Ultra News

Xiaomi unveils India’s cheapest full-HD & 6GB smartphone

Xioami, the Chinese smartphone maker that dominates the Indian market, will tomorrow start selling the POCO M2, India’s cheapest smartphone with a full HD+ display, as well as the country’s cheapest smartphone with 6 GB of RAM.

The POCO M2, with 6 GB of RAM, a 6.5-inch FHD+ display and Mediatek Helio G80 processor, has been priced at just Rs 10,999.

Like in case of Samsung, the M Series from Xiaomi POCO is designed to appeal to the price-conscious customer.

This launch further consolidates Xiaomi’s position as the vendor that offers the lowest price for mid-range smartphones in India at a given hardware specification.

Paired with a Rs 750-instant discount on ICICI and Federal Bank cards, the phone will cost just Rs 10,249 — about 15% cheaper than the previous record holder in the category — Redmi Note 6 Pro.

The POCO M2 also offers 8.8% more screen area compared to the Note 6 Pro, which is also from Xiaomi’s stable.

The launch highlights the difficulty faced by non-Chinese brands in challenging the domination of China-based Xiaomi and BBK Electronics. The two companies account for 75%-80% of India’s smartphone market.

While Indian brands like Micromax and Lava, and Korean brands like Samsung and LG, have tried to take on the might of the two Chinese companies, they have failed to match these two companies in terms of price.

The cheapest full HD+ device from Samsung (Galaxy M21), for example, is priced at Rs 13,999, and comes with only 4 GB of RAM.

However, it does offer a superior AMOLED display, while the POCO M2 makes do with a cheaper, LCD panel.

The 6 GB variant of the M21, meanwhile, is priced at Rs 15,999, and comes with 128 GB of storage, or double that of the POCO M2.

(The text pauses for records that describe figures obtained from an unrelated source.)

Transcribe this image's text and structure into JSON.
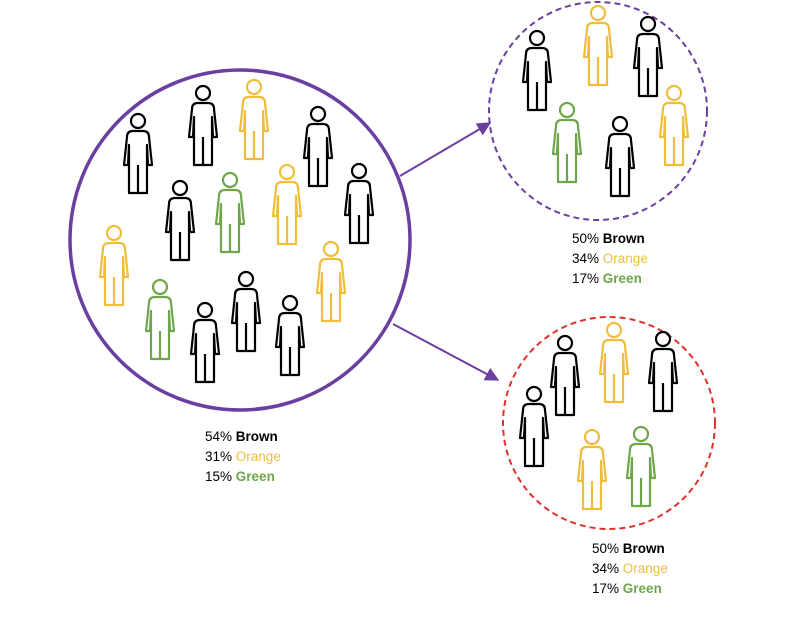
{
  "colors": {
    "brown_person": "#000000",
    "orange_person": "#F0BE3C",
    "green_person": "#6FA64B",
    "population_circle": "#6A3FA0",
    "sample_top_circle": "#6A3FA0",
    "sample_bottom_circle": "#E0312B",
    "arrow": "#6A3FA0"
  },
  "population": {
    "stats": [
      {
        "percent": "54%",
        "name": "Brown",
        "color": "brown"
      },
      {
        "percent": "31%",
        "name": "Orange",
        "color": "orange"
      },
      {
        "percent": "15%",
        "name": "Green",
        "color": "green"
      }
    ]
  },
  "sample_top": {
    "stats": [
      {
        "percent": "50%",
        "name": "Brown",
        "color": "brown"
      },
      {
        "percent": "34%",
        "name": "Orange",
        "color": "orange"
      },
      {
        "percent": "17%",
        "name": "Green",
        "color": "green"
      }
    ]
  },
  "sample_bottom": {
    "stats": [
      {
        "percent": "50%",
        "name": "Brown",
        "color": "brown"
      },
      {
        "percent": "34%",
        "name": "Orange",
        "color": "orange"
      },
      {
        "percent": "17%",
        "name": "Green",
        "color": "green"
      }
    ]
  }
}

While LG is competitive in the HD+ category — with a couple of competitive models in the Rs 8,000 price range — in the mid-range, FHD+ category that calls for a decent processor and at least 4GB of RAM, prices tend to be above Rs 17,000.

Indian brands like Micromax and LAVA have, meanwhile, more or less given up any hope of gaining traction in the mid-range (Rs 10,000-20,000) market, and largely confine themselves to the entry-level (Rs 4,500-7,000) market.

The Indian government has been concerned about the absolute domination of Chinese brands in India’s smartphone market, particularly in the bread-and-butter mid-range segment.

Smartphones from Xiaomi and BBK (Oppo/Vivo etc) tend to come with operating systems and software designed and updated by Chinese software developers, and can therefore be brought under the control of entities based in China.

Security experts believe that these smartphones, which now number over a hundred millions, can be used to target and cripple India’s crucial infrastructure — including its power network, transportation system, medical facilities, airports and defence capabilities — in the event of an Indo-China war.

In an effort to encourage non-Chinese companies, India has offered production linked incentives to companies who would manufacture smartphones in India.

Besides Taiwan-based Wistron, Pegtron and Foxconn, several Indian manufacturers such as Xion, Micromax and Lava have applied for subsidies under the scheme.

The scheme offers incentives equal to 4 to 6% of the incremental sales of made-in-India smartphones.